Eric Prat vit depuis toujours dans le sud-ouest (Cahors), couvé par une famille arc-boutée sur ses principes, hésitant entre la bourgeoisie de province et la tradition du terroir. Eric a tout raté dans sa vie. Son adolescence qui n'a connu ni flirts passionnés, ni évènements marquants, les études de philosophie qu'il a suivi sans plaisir, et surtout son mariage. En effet, depuis cinq ans, Eric est marié à Corinne, dont il n'a jamais été amoureux et dont il jalouse le passé de parisienne normalienne brillante, l'aisance naturelle et même le corps sain et ferme lui qui se laisse engraisser et mollit. Corinne sent bien que cet homme qu'elle aime envers et contre tout lui échappe, mais elle tient bon. Mais voilà, à force d'avoir un coeur de guimauve sous une carapace de gras, Eric qui est devenu professeur de philosophie tombe amoureux de l'une de ses élèves. Egoïste et inconséquent, il le raconte à sa femme. Brave petit soldat, elle va jusqu'à le consoler. Mais bien sûr, triste et amère de sentir qu'une autre éveille ce qu'elle n'a jamais pu susciter chez son mari, elle le suit un soir à la sortie de son travail à la mairie de Cahors. Ce qu'elle voit la dépasse tellement, elle en conçoit un tel dégoût qu'elle décide de mettre son mariage en lambeaux. Juste au moment où son époux commence peut-être à l'aimer…

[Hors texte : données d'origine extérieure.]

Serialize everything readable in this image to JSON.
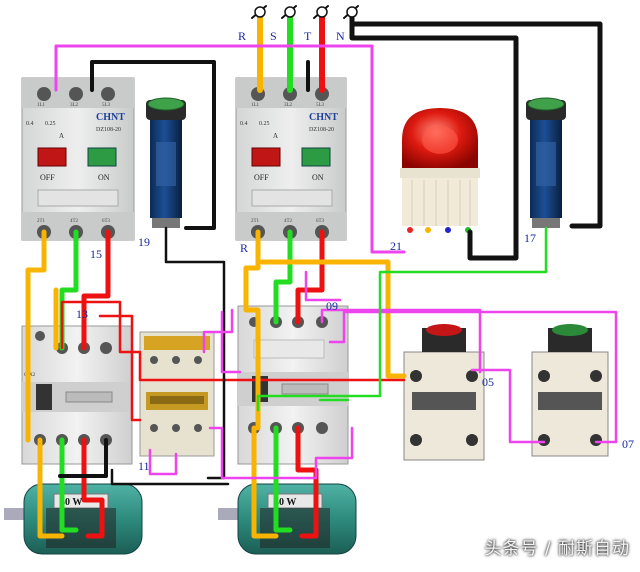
{
  "phases": [
    "R",
    "S",
    "T",
    "N"
  ],
  "breakers": [
    {
      "brand": "CHNT",
      "model": "DZ108-20",
      "rating_left": "0.4",
      "rating_right": "0.25",
      "unit": "A",
      "off_label": "OFF",
      "on_label": "ON",
      "top_terminals": [
        "1L1",
        "3L2",
        "5L3"
      ],
      "bottom_terminals": [
        "2T1",
        "4T2",
        "6T3"
      ]
    },
    {
      "brand": "CHNT",
      "model": "DZ108-20",
      "rating_left": "0.4",
      "rating_right": "0.25",
      "unit": "A",
      "off_label": "OFF",
      "on_label": "ON",
      "top_terminals": [
        "1L1",
        "3L2",
        "5L3"
      ],
      "bottom_terminals": [
        "2T1",
        "4T2",
        "6T3"
      ]
    }
  ],
  "motor_plate": "40 W",
  "contactor_model": "CJX2",
  "labels": {
    "n13": "13",
    "n15": "15",
    "n19": "19",
    "n21": "21",
    "n17": "17",
    "n09": "09",
    "n05": "05",
    "n07": "07",
    "n11": "11",
    "r2": "R"
  },
  "watermark": "头条号 / 耐斯自动",
  "colors": {
    "yellow": "#f8b400",
    "green": "#22dd22",
    "red": "#ee1111",
    "black": "#111111",
    "magenta": "#ee44ee",
    "bg": "#ffffff"
  }
}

Le premier talent de Xavier Patier, c'est la description minutieuse de cette province où la vie semble s'écouler sans bruit, où s'énerver serait une faute de goût. Où l'on devine que les grandes colères couvent sous les apparences même quand elles n'éclatent jamais pour de bon. Dans ce décor aux couleurs chaudes comme le soleil écrasant de juin qui ouvre le roman, les personnages évoluent comme accablés par ce qui leur arrive, pleins d'une mélancolie écrasante qui rattrape même quand on fait semblant de rien. Xavier Patier déploie son Poison sur deux récits distincts, celui d'Eric raconté à la première personne qui s'intercale avec un récit à la troisième personne où Corinne a la part belle. Procédé qui parait souvent didactique, mais qui ici fonctionne : le lecteur se rend compte avec effarement de l'abime qui sépare ce couple, alors qu'il suffirait de peu pour qu'ils soient enfin en phase, heureux, amoureux, ensemble. A cause de la lâcheté d'Eric qui n'ose pas avouer à la femme qu'il épouse qu'il ne l'aime pas, toute leur histoire devient un chef-d'oeuvre tragique de non-dits et de “faisons comme si”. L'intrusion de l'autre femme, la lycéenne n'est rien d'autre que le détonateur de la bombe à retardement du poison. Mais le poison c'est aussi la belle-famille que Corinne déteste, une sorte de clan courtois tout en étant hostile qui n'a jamais accepté cette parisienne et qui chaque dimanche le lui fait sournoisement payer lors du déjeuner familial auquel “il est inenvisageable de ne pas assister“. Tout poison a son antidote et Eric et Corinne vont le trouver dans un dénouement inattendu et incroyablement émouvant. Poison est un roman attachant où l'on découvre que même les histoires d'amour qui ont duré dans la douleur peuvent aussi se finir bien.